We can see that both traces follow the exact same trend; the only difference is that the fast trace has slightly more noise.
The calculated statistics confirm this; the difference between the 3 sample rates shows extremely small differences to the mean.
This demonstrates that sampling faster than 250 KS/s has no benefit for most tests. By testing both HDD and SDD, we have also ensured our conclusions are accurate for both.
Conclusions: 4 costs of speed
When we tried to run the scope comparison in the lab, we quickly hit problems:
This scope has a memory depth of 5 megapoints, so while it can run happily at 50 MS/s, it can only capture at this rate for a fraction of a second. Even at 1MS/s it could not capture the full power-up cycle.
Now our scope is pretty old, but looking at more modern scopes, memory depth is often rather limited.

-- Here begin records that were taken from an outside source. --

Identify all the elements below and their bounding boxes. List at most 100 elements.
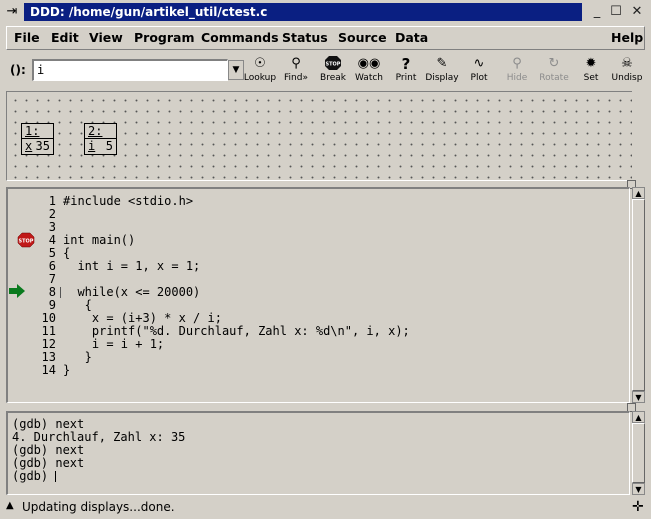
menu-data-label: Data — [395, 30, 429, 45]
lookup-icon: ☉ — [254, 56, 266, 71]
menu-bar: File Edit View Program Commands Status S… — [6, 26, 645, 50]
text-cursor — [55, 471, 57, 482]
undisplay-button[interactable]: ☠ Undisp — [608, 55, 646, 87]
menu-file-label: File — [14, 30, 40, 45]
set-label: Set — [583, 73, 599, 83]
menu-data[interactable]: Data — [395, 30, 428, 45]
rotate-label: Rotate — [539, 73, 569, 83]
display-icon: ✎ — [436, 56, 448, 71]
lookup-button[interactable]: ☉ Lookup — [241, 55, 279, 87]
display-number: 2: — [88, 124, 103, 138]
watch-eyes-icon: ◉◉ — [357, 56, 381, 71]
window-menu-icon[interactable]: ⇥ — [3, 4, 21, 20]
code-text: #include <stdio.h> — [63, 194, 194, 208]
display-name: i — [88, 139, 96, 153]
undisplay-icon: ☠ — [621, 56, 633, 71]
scroll-up-button[interactable]: ▲ — [632, 411, 645, 423]
print-label: Print — [395, 73, 417, 83]
scroll-thumb[interactable] — [632, 199, 645, 391]
scroll-up-button[interactable]: ▲ — [632, 187, 645, 199]
console-prompt-line: (gdb) — [12, 470, 629, 483]
menu-source[interactable]: Source — [338, 30, 387, 45]
window-title: DDD: /home/gun/artikel_util/ctest.c — [30, 5, 268, 19]
minimize-button[interactable]: _ — [588, 3, 606, 21]
scroll-down-button[interactable]: ▼ — [632, 391, 645, 403]
status-arrow-icon[interactable]: ▲ — [6, 500, 14, 511]
status-text: Updating displays...done. — [22, 500, 175, 514]
status-bar: ▲ Updating displays...done. ✛ — [0, 497, 651, 519]
hide-icon: ⚲ — [512, 56, 522, 71]
menu-status[interactable]: Status — [282, 30, 328, 45]
plot-label: Plot — [470, 73, 488, 83]
argument-input[interactable]: i — [32, 59, 228, 81]
data-window[interactable]: 1: x 35 2: i 5 — [6, 91, 645, 181]
break-label: Break — [320, 73, 346, 83]
execution-arrow-icon — [8, 284, 26, 301]
scroll-thumb[interactable] — [632, 423, 645, 483]
undisplay-label: Undisp — [611, 73, 643, 83]
hide-button[interactable]: ⚲ Hide — [498, 55, 536, 87]
resize-grip-icon[interactable]: ✛ — [632, 499, 646, 515]
menu-status-label: Status — [282, 30, 328, 45]
plot-icon: ∿ — [473, 56, 485, 71]
scroll-down-button[interactable]: ▼ — [632, 483, 645, 495]
title-bar: ⇥ DDD: /home/gun/artikel_util/ctest.c _ … — [0, 0, 651, 25]
display-number: 1: — [25, 124, 40, 138]
text-cursor — [60, 287, 61, 298]
menu-edit-label: Edit — [51, 30, 79, 45]
console-prompt: (gdb) — [12, 469, 56, 483]
menu-file[interactable]: File — [14, 30, 40, 45]
code-text: int main() — [63, 233, 136, 247]
console-scrollbar[interactable]: ▲ ▼ — [632, 411, 645, 495]
chevron-up-icon: ▲ — [635, 413, 642, 422]
chevron-down-icon: ▼ — [232, 65, 240, 75]
break-button[interactable]: STOP Break — [314, 55, 352, 87]
set-icon: ✹ — [585, 56, 597, 71]
find-label: Find» — [284, 73, 308, 83]
display-button[interactable]: ✎ Display — [423, 55, 461, 87]
source-window[interactable]: STOP 1 #include <stdio.h> 2 3 4 int main() 5{6… — [6, 187, 630, 403]
line-number: 14 — [41, 363, 56, 377]
code-text: } — [63, 363, 71, 377]
watch-label: Watch — [354, 73, 384, 83]
close-button[interactable]: ✕ — [628, 3, 646, 21]
maximize-button[interactable]: ☐ — [607, 3, 625, 21]
console-line: (gdb) next — [12, 443, 85, 457]
chevron-down-icon: ▼ — [635, 393, 642, 402]
console-line: (gdb) next — [12, 456, 85, 470]
lookup-label: Lookup — [243, 73, 277, 83]
stop-sign-icon: STOP — [17, 232, 35, 251]
watch-button[interactable]: ◉◉ Watch — [350, 55, 388, 87]
tool-bar: (): i ▼ ☉ Lookup ⚲ Find» STOP Break ◉◉ Watch… — [6, 54, 645, 88]
menu-edit[interactable]: Edit — [51, 30, 79, 45]
argument-label: (): — [10, 63, 26, 77]
rotate-button[interactable]: ↻ Rotate — [535, 55, 573, 87]
code-text: int i = 1, x = 1; — [63, 259, 201, 273]
print-icon: ? — [401, 55, 411, 73]
hide-label: Hide — [506, 73, 528, 83]
data-scrollbar[interactable] — [632, 91, 645, 181]
menu-commands-label: Commands — [201, 30, 279, 45]
chevron-up-icon: ▲ — [635, 189, 642, 198]
menu-program-label: Program — [134, 30, 195, 45]
display-box-i[interactable]: 2: i 5 — [84, 123, 117, 155]
menu-program[interactable]: Program — [134, 30, 195, 45]
find-button[interactable]: ⚲ Find» — [277, 55, 315, 87]
menu-view[interactable]: View — [89, 30, 123, 45]
plot-button[interactable]: ∿ Plot — [460, 55, 498, 87]
print-button[interactable]: ? Print — [387, 55, 425, 87]
display-header: 2: i — [85, 124, 116, 153]
display-box-x[interactable]: 1: x 35 — [21, 123, 54, 155]
display-header: 1: x — [22, 124, 53, 153]
menu-commands[interactable]: Commands — [201, 30, 279, 45]
console-line: 4. Durchlauf, Zahl x: 35 — [12, 430, 186, 444]
set-button[interactable]: ✹ Set — [572, 55, 610, 87]
menu-view-label: View — [89, 30, 123, 45]
stop-sign-icon: STOP — [314, 55, 352, 73]
find-icon: ⚲ — [291, 56, 301, 71]
rotate-icon: ↻ — [548, 56, 560, 71]
source-scrollbar[interactable]: ▲ ▼ — [632, 187, 645, 403]
gdb-console[interactable]: (gdb) next 4. Durchlauf, Zahl x: 35 (gdb… — [6, 411, 630, 495]
menu-help[interactable]: Help — [611, 30, 643, 45]
display-name: x — [25, 139, 33, 153]
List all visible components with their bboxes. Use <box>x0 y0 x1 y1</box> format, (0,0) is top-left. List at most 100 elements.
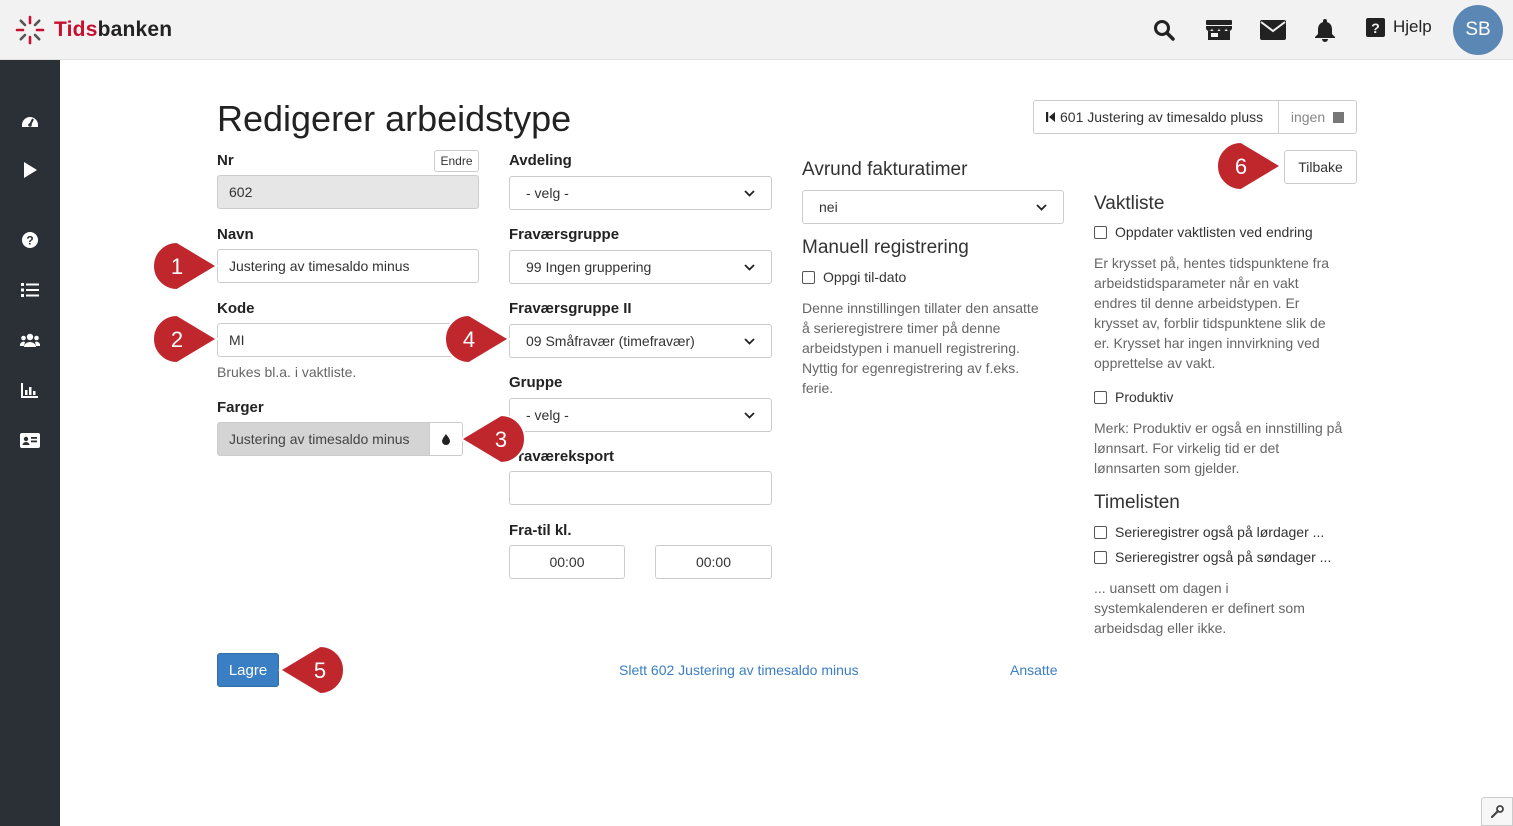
next-worktype-button[interactable]: ingen <box>1278 100 1357 134</box>
page-title: Redigerer arbeidstype <box>217 98 572 139</box>
timelisten-help: ... uansett om dagen i systemkalenderen … <box>1094 580 1305 636</box>
id-card-icon[interactable] <box>15 425 45 455</box>
checkbox-box[interactable] <box>1094 525 1107 539</box>
timelisten-heading: Timelisten <box>1094 492 1180 513</box>
wrench-button[interactable] <box>1481 797 1513 826</box>
avrund-value: nei <box>819 199 838 215</box>
oppgi-til-dato-label: Oppgi til-dato <box>823 269 907 285</box>
employees-link[interactable]: Ansatte <box>1010 662 1057 678</box>
save-button[interactable]: Lagre <box>217 653 279 687</box>
avdeling-select[interactable]: - velg - <box>509 176 772 210</box>
prev-worktype-label: 601 Justering av timesaldo pluss <box>1060 109 1264 125</box>
prev-worktype-button[interactable]: 601 Justering av timesaldo pluss <box>1033 100 1279 134</box>
fravaersgruppe-value: 99 Ingen gruppering <box>526 259 652 275</box>
back-button[interactable]: Tilbake <box>1284 150 1357 184</box>
produktiv-checkbox[interactable]: Produktiv <box>1094 389 1173 405</box>
checkbox-box[interactable] <box>1094 390 1107 404</box>
to-time-field[interactable] <box>655 545 772 579</box>
sondag-label: Serieregistrer også på søndager ... <box>1115 549 1332 565</box>
sidebar: ? <box>0 60 60 826</box>
lordag-checkbox[interactable]: Serieregistrer også på lørdager ... <box>1094 524 1324 540</box>
oppdater-vaktliste-label: Oppdater vaktlisten ved endring <box>1115 224 1313 240</box>
farger-label: Farger <box>217 399 264 416</box>
manuell-heading: Manuell registrering <box>802 237 969 258</box>
help-link[interactable]: ? Hjelp <box>1366 17 1432 37</box>
svg-text:4: 4 <box>463 327 475 352</box>
dashboard-icon[interactable] <box>15 105 45 135</box>
gruppe-label: Gruppe <box>509 374 563 391</box>
delete-worktype-link[interactable]: Slett 602 Justering av timesaldo minus <box>619 662 859 678</box>
help-label: Hjelp <box>1393 17 1432 36</box>
annotation-marker-3: 3 <box>459 413 526 465</box>
checkbox-box[interactable] <box>1094 225 1107 239</box>
fravaersgruppe2-select[interactable]: 09 Småfravær (timefravær) <box>509 324 772 358</box>
nr-label: Nr <box>217 152 234 169</box>
checkbox-box[interactable] <box>1094 550 1107 564</box>
produktiv-help: Merk: Produktiv er også en innstilling p… <box>1094 420 1343 476</box>
avdeling-value: - velg - <box>526 185 569 201</box>
store-icon[interactable] <box>1204 16 1234 44</box>
mail-icon[interactable] <box>1258 16 1288 44</box>
checkbox-box[interactable] <box>802 270 815 284</box>
users-icon[interactable] <box>15 325 45 355</box>
avrund-select[interactable]: nei <box>802 190 1064 224</box>
gruppe-value: - velg - <box>526 407 569 423</box>
annotation-marker-6: 6 <box>1216 140 1283 192</box>
chevron-down-icon <box>744 337 755 345</box>
oppgi-til-dato-checkbox[interactable]: Oppgi til-dato <box>802 269 906 285</box>
annotation-marker-4: 4 <box>444 313 511 365</box>
produktiv-label: Produktiv <box>1115 389 1174 405</box>
fravaersgruppe2-value: 09 Småfravær (timefravær) <box>526 333 695 349</box>
fravaersgruppe-select[interactable]: 99 Ingen gruppering <box>509 250 772 284</box>
fravaereksport-field[interactable] <box>509 471 772 505</box>
annotation-marker-2: 2 <box>152 313 219 365</box>
play-icon[interactable] <box>15 155 45 185</box>
kode-field[interactable] <box>217 323 479 357</box>
gruppe-select[interactable]: - velg - <box>509 398 772 432</box>
from-time-field[interactable] <box>509 545 625 579</box>
svg-text:3: 3 <box>495 427 507 452</box>
fravaersgruppe-label: Fraværsgruppe <box>509 226 620 243</box>
list-icon[interactable] <box>15 275 45 305</box>
change-nr-button[interactable]: Endre <box>434 150 479 172</box>
top-bar: Tidsbanken ? Hjelp SB <box>0 0 1513 60</box>
chevron-down-icon <box>744 411 755 419</box>
question-icon: ? <box>1366 17 1385 37</box>
bell-icon[interactable] <box>1310 16 1340 44</box>
svg-text:2: 2 <box>171 327 183 352</box>
vaktliste-heading: Vaktliste <box>1094 193 1165 214</box>
navn-label: Navn <box>217 226 254 243</box>
chevron-down-icon <box>744 189 755 197</box>
tidsbanken-logo-icon <box>15 15 45 45</box>
logo[interactable]: Tidsbanken <box>14 14 172 46</box>
wrench-icon <box>1490 805 1504 818</box>
search-icon[interactable] <box>1149 16 1179 44</box>
oppdater-vaktliste-checkbox[interactable]: Oppdater vaktlisten ved endring <box>1094 224 1313 240</box>
svg-text:1: 1 <box>171 254 183 279</box>
color-picker-button[interactable] <box>429 422 463 456</box>
manuell-help: Denne innstillingen tillater den ansatte… <box>802 300 1039 396</box>
annotation-marker-1: 1 <box>152 240 219 292</box>
stop-icon <box>1333 111 1345 123</box>
svg-text:?: ? <box>1371 20 1380 36</box>
nr-field <box>217 175 479 209</box>
sondag-checkbox[interactable]: Serieregistrer også på søndager ... <box>1094 549 1331 565</box>
tint-icon <box>442 433 450 445</box>
chevron-down-icon <box>1036 203 1047 211</box>
avrund-heading: Avrund fakturatimer <box>802 159 968 180</box>
avatar[interactable]: SB <box>1453 5 1503 55</box>
bar-chart-icon[interactable] <box>15 375 45 405</box>
fratil-label: Fra-til kl. <box>509 522 572 539</box>
avdeling-label: Avdeling <box>509 152 572 169</box>
lordag-label: Serieregistrer også på lørdager ... <box>1115 524 1325 540</box>
kode-label: Kode <box>217 300 255 317</box>
logo-text: Tidsbanken <box>54 18 173 41</box>
svg-text:?: ? <box>26 234 33 248</box>
navn-field[interactable] <box>217 249 479 283</box>
question-circle-icon[interactable]: ? <box>15 225 45 255</box>
next-worktype-label: ingen <box>1290 109 1326 125</box>
step-backward-icon <box>1046 112 1055 122</box>
fravaersgruppe2-label: Fraværsgruppe II <box>509 300 632 317</box>
svg-text:6: 6 <box>1235 154 1247 179</box>
chevron-down-icon <box>744 263 755 271</box>
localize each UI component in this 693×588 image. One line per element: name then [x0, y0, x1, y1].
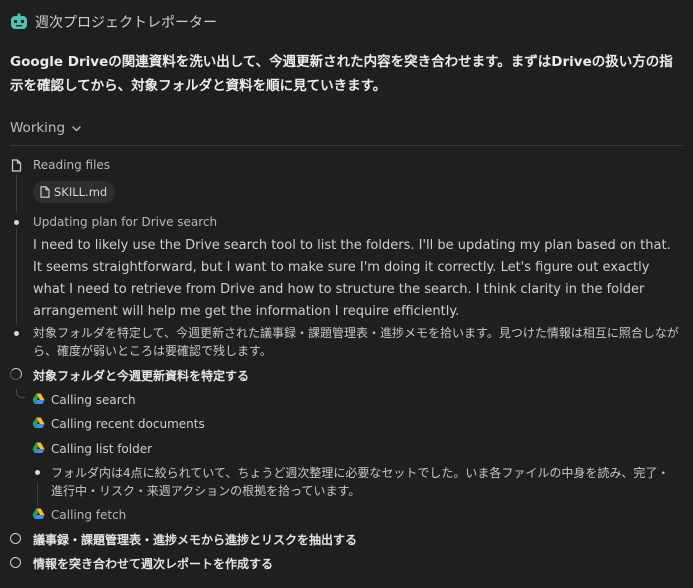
tool-call-label: Calling search [51, 393, 136, 407]
progress-note: フォルダ内は4点に絞られていて、ちょうど週次整理に必要なセットでした。いま各ファ… [51, 466, 670, 498]
chevron-down-icon [72, 125, 81, 131]
pending-circle-icon [10, 533, 21, 544]
tool-call-label: Calling fetch [51, 508, 127, 522]
file-icon [11, 159, 22, 172]
app-header: 週次プロジェクトレポーター [10, 10, 217, 34]
step-bullet [14, 331, 19, 336]
task-label: 対象フォルダと今週更新資料を特定する [33, 368, 250, 383]
google-drive-icon [32, 417, 45, 428]
reasoning-text: I need to likely use the Drive search to… [33, 238, 671, 319]
tool-call-fetch: Calling fetch [51, 506, 126, 524]
robot-icon [11, 13, 27, 29]
file-icon [40, 186, 50, 198]
task-label: 情報を突き合わせて週次レポートを作成する [33, 556, 274, 571]
timeline-rail [16, 175, 17, 212]
file-name: SKILL.md [54, 185, 108, 199]
tool-call-list-folder: Calling list folder [51, 440, 152, 458]
google-drive-icon [32, 442, 45, 453]
loading-spinner-icon [10, 368, 22, 380]
tool-call-label: Calling list folder [51, 442, 153, 456]
file-chip[interactable]: SKILL.md [33, 181, 116, 203]
step-label: Updating plan for Drive search [33, 215, 218, 229]
step-label: Reading files [33, 158, 111, 172]
working-label: Working [10, 120, 66, 136]
step-bullet [35, 470, 40, 475]
google-drive-icon [32, 508, 45, 519]
step-bullet [14, 220, 19, 225]
timeline-rail [16, 228, 17, 324]
task-create-report: 情報を突き合わせて週次レポートを作成する [33, 554, 273, 572]
pending-circle-icon [10, 557, 21, 568]
task-label: 議事録・課題管理表・進捗メモから進捗とリスクを抽出する [33, 532, 358, 547]
tool-call-recent-documents: Calling recent documents [51, 415, 205, 433]
working-toggle[interactable]: Working [10, 117, 82, 139]
task-identify-folders: 対象フォルダと今週更新資料を特定する [33, 366, 249, 384]
tree-connector [16, 389, 25, 398]
tool-call-search: Calling search [51, 391, 136, 409]
assistant-intro-message: Google Driveの関連資料を洗い出して、今週更新された内容を突き合わせま… [10, 54, 673, 94]
tool-call-label: Calling recent documents [51, 417, 205, 431]
google-drive-icon [32, 393, 45, 404]
progress-note: 対象フォルダを特定して、今週更新された議事録・課題管理表・進捗メモを拾います。見… [33, 326, 679, 358]
task-extract-progress: 議事録・課題管理表・進捗メモから進捗とリスクを抽出する [33, 530, 357, 548]
app-title: 週次プロジェクトレポーター [35, 15, 217, 31]
divider [10, 145, 683, 146]
step-reading-files: Reading files [33, 156, 110, 174]
timeline-rail [37, 482, 38, 506]
step-updating-plan: Updating plan for Drive search [33, 213, 217, 231]
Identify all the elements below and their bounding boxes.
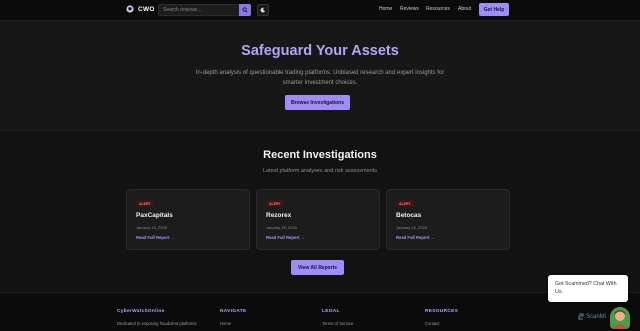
read-report-link[interactable]: Read Full Report →	[396, 235, 435, 240]
footer-link-contact[interactable]: Contact	[425, 321, 439, 326]
footer-legal: LEGAL Terms of Service	[322, 309, 353, 326]
watermark: ScanMi	[578, 313, 606, 320]
search-icon	[242, 7, 248, 13]
support-agent-icon	[610, 307, 630, 329]
card-title: PaxCapitals	[136, 212, 173, 219]
footer-navigate-heading: NAVIGATE	[220, 309, 247, 314]
footer-about: CyberWatchOnline Dedicated to exposing f…	[117, 309, 197, 326]
hero-title: Safeguard Your Assets	[241, 43, 399, 59]
card-title: Rezorex	[266, 212, 292, 219]
investigation-card[interactable]: ALERT PaxCapitals January 15, 2026 Read …	[126, 189, 250, 250]
browse-investigations-button[interactable]: Browse Investigations	[285, 95, 350, 110]
top-navbar: CWO Home Reviews Resources About Get Hel…	[0, 0, 640, 21]
hero-section: Safeguard Your Assets In-depth analysis …	[0, 21, 640, 131]
card-date: January 15, 2026	[136, 225, 167, 230]
footer-resources: RESOURCES Contact	[425, 309, 459, 326]
moon-icon	[260, 7, 266, 13]
footer-link-home[interactable]: Home	[220, 321, 231, 326]
scan-logo-icon	[578, 313, 584, 320]
footer-resources-heading: RESOURCES	[425, 309, 459, 314]
watermark-text: ScanMi	[586, 313, 607, 320]
footer-about-text: Dedicated to exposing fraudulent platfor…	[117, 321, 197, 326]
footer-navigate: NAVIGATE Home	[220, 309, 247, 326]
search-bar	[158, 4, 251, 16]
card-date: January 15, 2026	[266, 225, 297, 230]
nav-link-home[interactable]: Home	[379, 6, 392, 12]
footer-brand-heading: CyberWatchOnline	[117, 309, 165, 314]
get-help-button[interactable]: Get Help	[479, 3, 509, 16]
read-report-link[interactable]: Read Full Report →	[266, 235, 305, 240]
footer-link-terms[interactable]: Terms of Service	[322, 321, 353, 326]
investigation-card[interactable]: ALERT Betocas January 15, 2026 Read Full…	[386, 189, 510, 250]
theme-toggle-button[interactable]	[257, 4, 269, 16]
nav-link-about[interactable]: About	[458, 6, 471, 12]
search-button[interactable]	[239, 4, 251, 16]
chat-avatar[interactable]	[610, 307, 630, 329]
section-subtitle: Latest platform analyses and risk assess…	[262, 168, 378, 174]
search-input[interactable]	[158, 4, 239, 16]
read-report-link[interactable]: Read Full Report →	[136, 235, 175, 240]
investigation-card[interactable]: ALERT Rezorex January 15, 2026 Read Full…	[256, 189, 380, 250]
hero-subtitle: In-depth analysis of questionable tradin…	[195, 70, 445, 86]
alert-badge: ALERT	[136, 200, 154, 207]
card-date: January 15, 2026	[396, 225, 427, 230]
footer-legal-heading: LEGAL	[322, 309, 340, 314]
nav-link-resources[interactable]: Resources	[426, 6, 450, 12]
shield-icon	[126, 5, 134, 13]
view-all-reports-button[interactable]: View All Reports	[291, 260, 344, 275]
nav-link-reviews[interactable]: Reviews	[400, 6, 419, 12]
brand-logo[interactable]: CWO	[126, 5, 155, 13]
footer: CyberWatchOnline Dedicated to exposing f…	[0, 292, 640, 331]
chat-bubble[interactable]: Got Scammed? Chat With Us.	[548, 275, 628, 302]
brand-name: CWO	[138, 5, 155, 13]
alert-badge: ALERT	[266, 200, 284, 207]
section-title: Recent Investigations	[263, 149, 377, 161]
alert-badge: ALERT	[396, 200, 414, 207]
card-title: Betocas	[396, 212, 422, 219]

InfiniiVision 4000 X Series Digital Bench Oscilloscope, MSOX4154A
$31k USD – 4 Mega points (matching our scope)
Keysight DSO91304A Infiniium
$41k USD – 1000 Mega points
The Keysight 9000 series has a lot of memory, but it has a price to match! Trying to sample at a faster rate than you need can be very costly and yet give no benefit.
A fast ADC sampling rate is of no use unless you are recording and actually using the data from every single sample. If any part of your analysis chain is discarding samples, your effective sample rate is lower.
At high sample rates, the amount of data produced is very significant. A drive generally has 2 power rails, and we need to sample both voltage and current. That is 4 measurement channels and can turn into gigabytes of data quickly at high sample rates.
At high sample rates, you begin to sample increasing levels of ‘noise’ which is not actually part of the true power consumption of the device and can actually make your result less useful. We’ll have more coming on this in a later blog!